Conforme entendimentos anteriores, Pizarro esperava a chegada de um reforço à sua coluna, que tinha partido de Guayaquil sob o comando de seu parente e amigo Francisco de Orellana. Por uma razão que se desconhece, Pizarro partiu de Quito antes da chegada de seu convidado. Constatado o fato, Orellana não vacila. Com seus 30 homens, segue os passos de Gonçalo Pizarro, adentrando-se nas misteriosas terras de Hatun Quijos. Quer alcançar o chefe o quanto antes. Mas a incursão de Orellana se revestiu de verdadeiro calvário. Duríssimo foi o contato com a Cordilheira, suas nevascas e tormentas. Depois de percorrer 30 léguas e de haver perdido pelo caminho todos os cavalos, roupas, bestas e arcabuzes, a expedição acabou alcançando Pizarro na localidade de Muti. Foi um raro momento de alegria, que durou muito pouco. Na tarde do dia seguinte, o céu escureceu e a terra começou a tremer, abrindo enormes crateras. A noite foi infernal. O vulcão Chimborazo começou a vomitar fogo, logo seguido pelos seus outros irmãos daquela família vulcânica. Os expedicionários, que jamais haviam visto antes um terremoto ou um vulcão em erupção, enchem-se de pavor. Os índios dispersam-se, os cavalos relincham, os porcos se perdem e o material ficou esparramado no fundo das crateras. Na região de Papallacta, a 6.000m de altitude, uma tempestade de neve mata 100 índios em um só dia.
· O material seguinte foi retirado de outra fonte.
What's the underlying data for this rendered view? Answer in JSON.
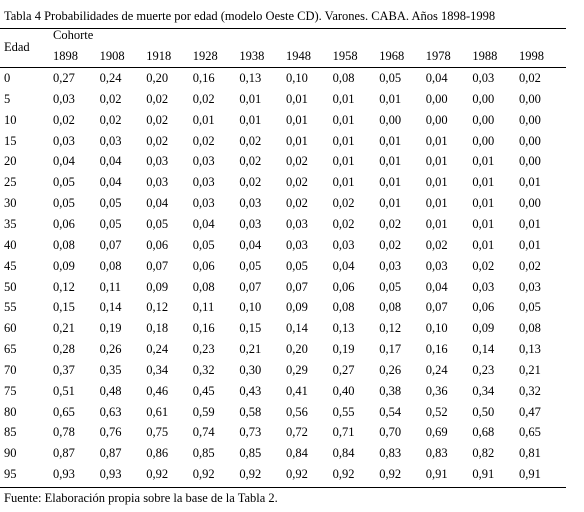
{
  "title": "Tabla 4 Probabilidades de muerte por edad (modelo Oeste CD). Varones. CABA. Años 1898-1998",
  "table": {
    "age_header": "Edad",
    "group_header": "Cohorte",
    "columns": [
      "1898",
      "1908",
      "1918",
      "1928",
      "1938",
      "1948",
      "1958",
      "1968",
      "1978",
      "1988",
      "1998"
    ],
    "rows": [
      [
        "0",
        "0,27",
        "0,24",
        "0,20",
        "0,16",
        "0,13",
        "0,10",
        "0,08",
        "0,05",
        "0,04",
        "0,03",
        "0,02"
      ],
      [
        "5",
        "0,03",
        "0,02",
        "0,02",
        "0,02",
        "0,01",
        "0,01",
        "0,01",
        "0,01",
        "0,00",
        "0,00",
        "0,00"
      ],
      [
        "10",
        "0,02",
        "0,02",
        "0,02",
        "0,01",
        "0,01",
        "0,01",
        "0,01",
        "0,00",
        "0,00",
        "0,00",
        "0,00"
      ],
      [
        "15",
        "0,03",
        "0,03",
        "0,02",
        "0,02",
        "0,02",
        "0,01",
        "0,01",
        "0,01",
        "0,01",
        "0,00",
        "0,00"
      ],
      [
        "20",
        "0,04",
        "0,04",
        "0,03",
        "0,03",
        "0,02",
        "0,02",
        "0,01",
        "0,01",
        "0,01",
        "0,01",
        "0,00"
      ],
      [
        "25",
        "0,05",
        "0,04",
        "0,03",
        "0,03",
        "0,02",
        "0,02",
        "0,01",
        "0,01",
        "0,01",
        "0,01",
        "0,01"
      ],
      [
        "30",
        "0,05",
        "0,05",
        "0,04",
        "0,03",
        "0,03",
        "0,02",
        "0,02",
        "0,01",
        "0,01",
        "0,01",
        "0,00"
      ],
      [
        "35",
        "0,06",
        "0,05",
        "0,05",
        "0,04",
        "0,03",
        "0,03",
        "0,02",
        "0,02",
        "0,01",
        "0,01",
        "0,01"
      ],
      [
        "40",
        "0,08",
        "0,07",
        "0,06",
        "0,05",
        "0,04",
        "0,03",
        "0,03",
        "0,02",
        "0,02",
        "0,01",
        "0,01"
      ],
      [
        "45",
        "0,09",
        "0,08",
        "0,07",
        "0,06",
        "0,05",
        "0,05",
        "0,04",
        "0,03",
        "0,03",
        "0,02",
        "0,02"
      ],
      [
        "50",
        "0,12",
        "0,11",
        "0,09",
        "0,08",
        "0,07",
        "0,07",
        "0,06",
        "0,05",
        "0,04",
        "0,03",
        "0,03"
      ],
      [
        "55",
        "0,15",
        "0,14",
        "0,12",
        "0,11",
        "0,10",
        "0,09",
        "0,08",
        "0,08",
        "0,07",
        "0,06",
        "0,05"
      ],
      [
        "60",
        "0,21",
        "0,19",
        "0,18",
        "0,16",
        "0,15",
        "0,14",
        "0,13",
        "0,12",
        "0,10",
        "0,09",
        "0,08"
      ],
      [
        "65",
        "0,28",
        "0,26",
        "0,24",
        "0,23",
        "0,21",
        "0,20",
        "0,19",
        "0,17",
        "0,16",
        "0,14",
        "0,13"
      ],
      [
        "70",
        "0,37",
        "0,35",
        "0,34",
        "0,32",
        "0,30",
        "0,29",
        "0,27",
        "0,26",
        "0,24",
        "0,23",
        "0,21"
      ],
      [
        "75",
        "0,51",
        "0,48",
        "0,46",
        "0,45",
        "0,43",
        "0,41",
        "0,40",
        "0,38",
        "0,36",
        "0,34",
        "0,32"
      ],
      [
        "80",
        "0,65",
        "0,63",
        "0,61",
        "0,59",
        "0,58",
        "0,56",
        "0,55",
        "0,54",
        "0,52",
        "0,50",
        "0,47"
      ],
      [
        "85",
        "0,78",
        "0,76",
        "0,75",
        "0,74",
        "0,73",
        "0,72",
        "0,71",
        "0,70",
        "0,69",
        "0,68",
        "0,65"
      ],
      [
        "90",
        "0,87",
        "0,87",
        "0,86",
        "0,85",
        "0,85",
        "0,84",
        "0,84",
        "0,83",
        "0,83",
        "0,82",
        "0,81"
      ],
      [
        "95",
        "0,93",
        "0,93",
        "0,92",
        "0,92",
        "0,92",
        "0,92",
        "0,92",
        "0,92",
        "0,91",
        "0,91",
        "0,91"
      ]
    ]
  },
  "footer": "Fuente: Elaboración propia sobre la base de la Tabla 2."
}
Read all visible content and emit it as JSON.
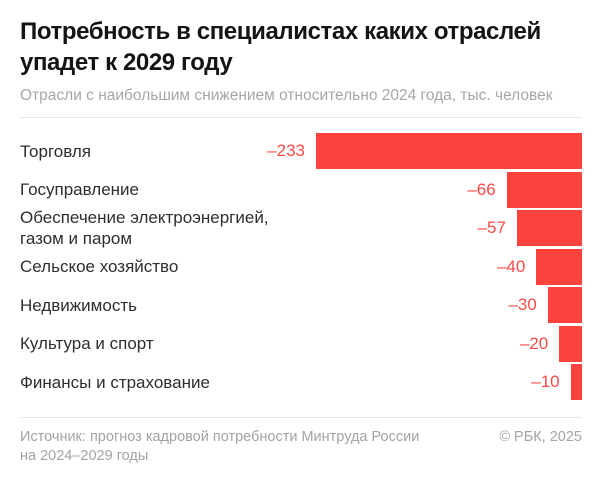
{
  "title": "Потребность в специалистах каких отраслей упадет к 2029 году",
  "subtitle": "Отрасли с наибольшим снижением относительно 2024 года, тыс. человек",
  "colors": {
    "bar": "#fb423c",
    "value_text": "#f94b45",
    "title_text": "#141414",
    "label_text": "#2e2e2e",
    "muted_text": "#a3a3a3",
    "divider": "#e6e6e6"
  },
  "chart_data": {
    "type": "bar",
    "orientation": "horizontal-right-anchored",
    "title": "Потребность в специалистах каких отраслей упадет к 2029 году",
    "subtitle": "Отрасли с наибольшим снижением относительно 2024 года, тыс. человек",
    "unit": "тыс. человек",
    "categories": [
      "Торговля",
      "Госуправление",
      "Обеспечение электроэнергией,\nгазом и паром",
      "Сельское хозяйство",
      "Недвижимость",
      "Культура и спорт",
      "Финансы и страхование"
    ],
    "values": [
      -233,
      -66,
      -57,
      -40,
      -30,
      -20,
      -10
    ],
    "value_labels": [
      "–233",
      "–66",
      "–57",
      "–40",
      "–30",
      "–20",
      "–10"
    ],
    "xlim": [
      0,
      233
    ],
    "grid": false,
    "legend": false
  },
  "footer": {
    "source_line1": "Источник: прогноз кадровой потребности Минтруда России",
    "source_line2": "на 2024–2029 годы",
    "copyright": "© РБК, 2025"
  }
}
(...) Chuvas pesadas e contínuas apodrecem as roupas dos espanhóis. Florestas virgens se antepõem ao passo do homem, sendo necessário abrir o caminho a facão. Umidade permanente, fome, febres, mosquitos, vampiros, jaguares, serpentes e aranhas venenosas convertem aquele território em um autêntico inferno verde. Cada passo adiante que dá a expedição de Pizarro, é uma conquista; cada metro, uma vitória. Ainda hoje, quatro séculos decorridos, nenhuma outra expedição se atreveu a cumprir a mesma rota.

Gonzalo Pizarro encontra, afinal, o vale da Canela. Fica, contudo, decepcionado já que os raquíticos arbustos não passavam de uma espécie inferior, sem valor comercial. Quanto ao rei Dourado, nem sinal. A expedição progride lentamente. O número de soldados enfermos aumenta a cada dia”. (BRASIL)

- A separação
Pizarro, em busca de suprimentos, permanece explorando a bacia do rio Napo, enquanto seu fiel escudeiro Orellana desce pelo rio Coca com o mesmo objetivo. As buscas infrutíferas de Pizarro esgotaram seus suprimentos forçando-o, por fim, a retornar a Quito com 80, dos 220, espanhóis que o haviam seguido. A Amazônia cobrava um alto tributo àqueles que a desafiavam e cobiçavam.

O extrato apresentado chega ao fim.